Dün de bu tür yazılarından birini yazdı, yazısında şöyle bir bölüm var:
“Irkçılık ve ayrımcılığın en basit tezahürlerinden biri, etnik veya dini bir grupla veya bir sosyal sınıfla alay etmek, onu aşağı görmek, onlara hakaret etmektir. Başka insanları hor görmek, sırf inançları veya giysileri veya derilerinin rengi veya etnik kökenleri veya sosyal sınıf farkları nedeniyle onları aşağı görmek, onlarla alay etmek, onlara hakaret etmek düpedüz ırkçılık-ayrımcılıktır.”
Bu yazıyı okuyunca Radikal’de yayımlanan ve orduevi bahçelerinde oturanları aşağılayan, sadece bir meslek grubunu değil, onların eşlerini, çocuklarını, ana babalarını da hedef alan o meşhur yazıyı hatırladım.
Hatırlayamadığım tek şey, Radikal’in ya da o yazarın bu yazıyla ilgili olarak özür dileyip dilemediği oldu.
Mine Kırıkkanat’ın başına gelenlere ve sanki o “orduevi” yazısı hiç yazılmamış gibi davranılmasına bakınca İsmet Berkan’ın bir de “çifte standartlar” üzerine yazmasında yarar var gibi geliyor bana.
* Mehmet Y. Yılmaz/ Hürriyet
+++++++
“O” yazıdan...
...Güneşli bir tatil gününde eş-dostla keyif yapmak için oturmuş Orduevi ’misafirlerinin’hepsinin de yüzünde sert, snob, her an had bildirmeye, hizaya sokmaya hazır bir ifade vardı.
Birbirleriyle itişe kakışa, hemen diplerinden denize atlayan gençlerden de, kaldırımda sevgilisiyle el ele yürüyen pardösülü kızdan da tiksiniyorlardı herhalde.
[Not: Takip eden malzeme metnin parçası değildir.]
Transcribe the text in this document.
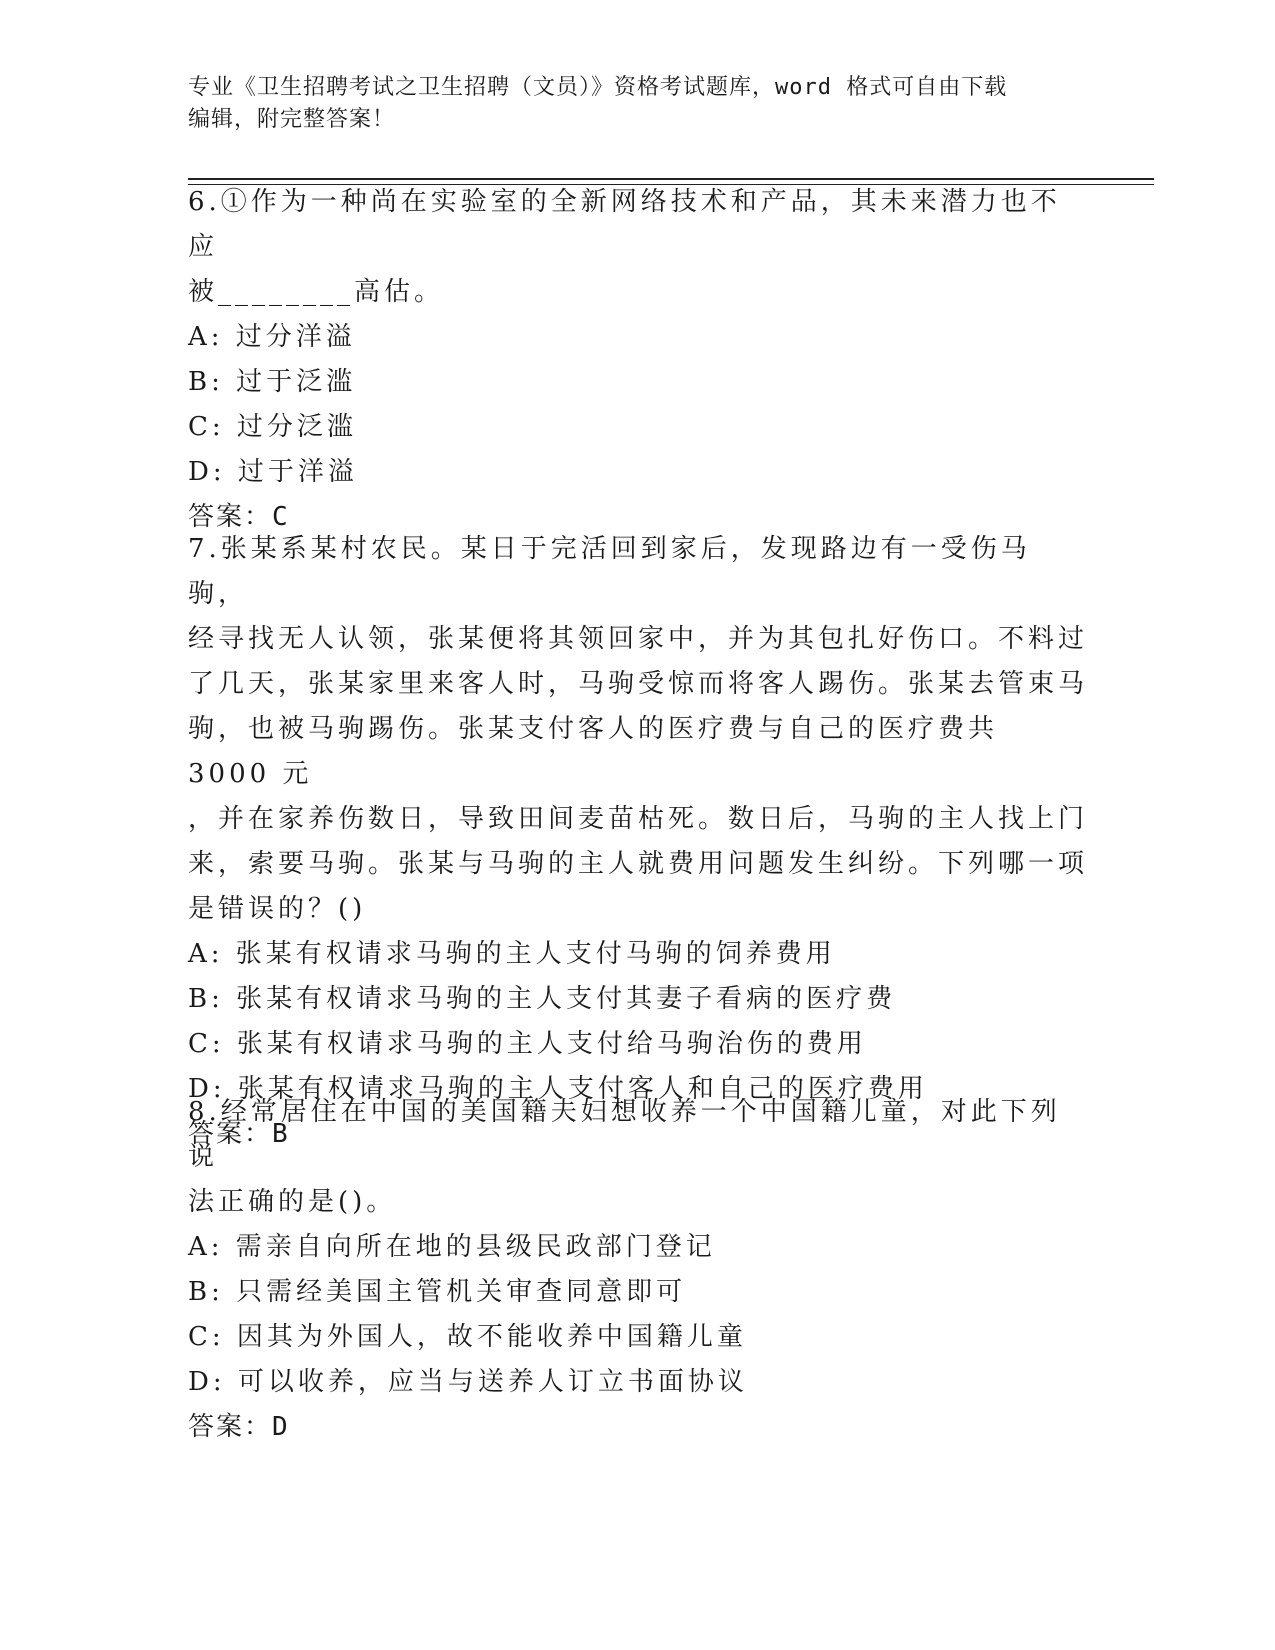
专业《卫生招聘考试之卫生招聘（文员）》资格考试题库，word 格式可自由下载
编辑，附完整答案！

6.①作为一种尚在实验室的全新网络技术和产品，其未来潜力也不应

被________高估。

A: 过分洋溢

B: 过于泛滥

C: 过分泛滥

D: 过于洋溢

答案：C

7.张某系某村农民。某日于完活回到家后，发现路边有一受伤马驹，

经寻找无人认领，张某便将其领回家中，并为其包扎好伤口。不料过

了几天，张某家里来客人时，马驹受惊而将客人踢伤。张某去管束马

驹，也被马驹踢伤。张某支付客人的医疗费与自己的医疗费共 3000 元

，并在家养伤数日，导致田间麦苗枯死。数日后，马驹的主人找上门

来，索要马驹。张某与马驹的主人就费用问题发生纠纷。下列哪一项

是错误的？()

A: 张某有权请求马驹的主人支付马驹的饲养费用

B: 张某有权请求马驹的主人支付其妻子看病的医疗费

C: 张某有权请求马驹的主人支付给马驹治伤的费用

D: 张某有权请求马驹的主人支付客人和自己的医疗费用

答案：B

8.经常居住在中国的美国籍夫妇想收养一个中国籍儿童，对此下列说

法正确的是()。

A: 需亲自向所在地的县级民政部门登记

B: 只需经美国主管机关审查同意即可

C: 因其为外国人，故不能收养中国籍儿童

D: 可以收养，应当与送养人订立书面协议

答案：D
Olsa bir sopa ellerinde, hepsini nasıl da hizaya sokarlardı.
* Nur Çintay A. / Radikal
++++++
MİNİ YORUM
Biraz dedikodu: Akman Umre’deyken...
Deniz Feneri e.V. kuryeliğiyle suçlanan eski RTÜK Başkanı Zahid Akman’ın Umre ziyaretinde başına gelmeyen kalmamış. İftar için Mescid’i Harem’deki müezzin mahfilinin dibinde toplanan Türklerle buluşan Akman’ın, Kabe’yi tavaf sırasında çıkardığı ayakkabıları, Almanya’daki soydaşlarımızdan toplanan 40 milyon euro gibi buharlaşmış. İftardan sonra diğer müslümanlar teravih namazı kılarken, Akman safların arasında ayakkabı arayışını sürdürmüş. Yorgun düşünce de teravihi kılmadan Hilton’daki odasına dönmüş. Bu olay, alınterlerini kaybeden müslümanların ne çektiğini anlamanız için ilahi bir uyarı olmasın Sayın Akman?